A noter aussi : il n'est pas absolument indispensable d'indiquer le plan à la fin de l'introduction. Mais, sur ce point, il est vrai, mieux vaut suivre les conseils de votre professeur...

Concernant votre plan maintenant : je ne saisis pas bien comment Sartre va vous aider à établir le caractére déterminé du désir. C'est à voir. On devine un peu mieux pour votre évocation possible de Freud adapté à la soutenance de la thèse B, mais enfin ce n'est pas explicité dans votre message...
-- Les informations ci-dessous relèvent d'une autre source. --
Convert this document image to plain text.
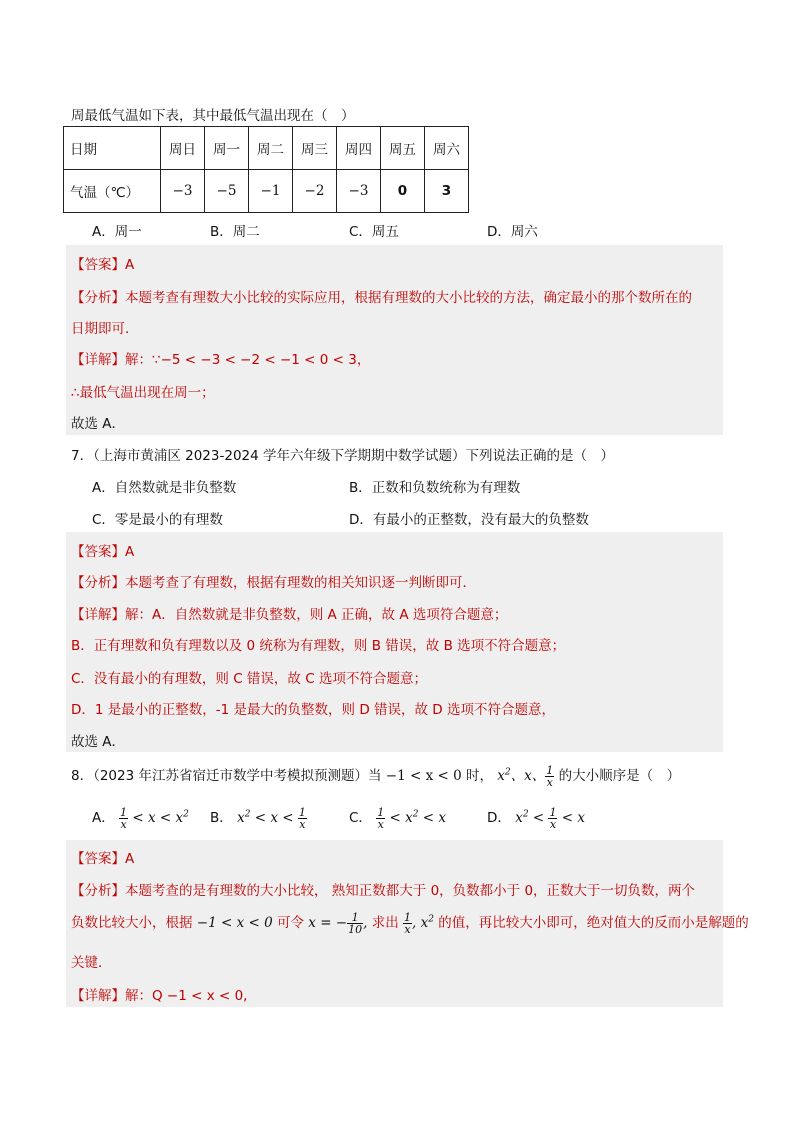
周最低气温如下表，其中最低气温出现在（　）
日期	周日	周一	周二	周三	周四	周五	周六
气温（℃）	−3	−5	−1	−2	−3	0	3
A．周一	B．周二	C．周五	D．周六
【答案】A
【分析】本题考查有理数大小比较的实际应用，根据有理数的大小比较的方法，确定最小的那个数所在的
日期即可．
【详解】解：∵−5 < −3 < −2 < −1 < 0 < 3，
∴最低气温出现在周一；
故选 A．
7．（上海市黄浦区 2023-2024 学年六年级下学期期中数学试题）下列说法正确的是（　）
A．自然数就是非负整数	B．正数和负数统称为有理数
C．零是最小的有理数	D．有最小的正整数，没有最大的负整数
【答案】A
【分析】本题考查了有理数，根据有理数的相关知识逐一判断即可．
【详解】解：A．自然数就是非负整数，则 A 正确，故 A 选项符合题意；
B．正有理数和负有理数以及 0 统称为有理数，则 B 错误，故 B 选项不符合题意；
C．没有最小的有理数，则 C 错误，故 C 选项不符合题意；
D．1 是最小的正整数，-1 是最大的负整数，则 D 错误，故 D 选项不符合题意，
故选 A．
8．（2023 年江苏省宿迁市数学中考模拟预测题）当 −1 < x < 0 时， $x^2$、x、 $\frac{1}{x}$ 的大小顺序是（　）
A． $\frac{1}{x} < x < x^2$ B． $x^2 < x < \frac{1}{x}$	C． $\frac{1}{x} < x^2 < x$	D． $x^2 < \frac{1}{x} < x$
【答案】A
【分析】本题考查的是有理数的大小比较， 熟知正数都大于 0，负数都小于 0，正数大于一切负数，两个
负数比较大小，根据 −1 < x < 0 可令 x = − $\frac{1}{10}$ , 求出 $\frac{1}{x}$ , $x^2$ 的值，再比较大小即可，绝对值大的反而小是解题的
关键．
【详解】解：Q −1 < x < 0,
Vous pourriez peut-être, dans votre deuxième partie, développer l'idée que les hommes savent plus facilement ce qu'ils ne désirent pas que ce qu'ils désirent (et, par cette raison, qu'il est plus facile aussi d'obtenir l'unanimité contre que pour...). Je vous laisse le soin de trouver des illustrations, mais ne sont-elles pas le signe que nous ne savons pas bien ce que nous désirons ? Toujours pour aller dans le même sens, vous pourriez aussi utiliser la définition que vous donnez initialement du désir (pompée chez Philia ?) : "
recherche d'un objet que l'on imagine ou que l'on sait" : le désir ne manque pas d'imagination, et même il se nourrit de l'imagination, qui, comme vous savez, est une puissance trompeuse, "maîtresse d'erreur et de fausseté" comme dit Pascal. Elle ne conduit pas au savoir, et, on doit le reconnaître, l'homme "est incapable de déterminer avec une entière certitude d'après quelque principe ce qui le rendrait véritablement heureux : pour cela il lui faudrait l'omniscience" (Kant — c'est moi qui souligne). Or, bien évidemment, nous ne sommes pas omniscients ;-(
...Et c'est pourquoi nous nous contentons d'imaginer comment être heureux, au risque, comme on dit, de bâtir des châteaux en Espagne (= expression qui signifie chercher à satisfaire des désirs chimériques).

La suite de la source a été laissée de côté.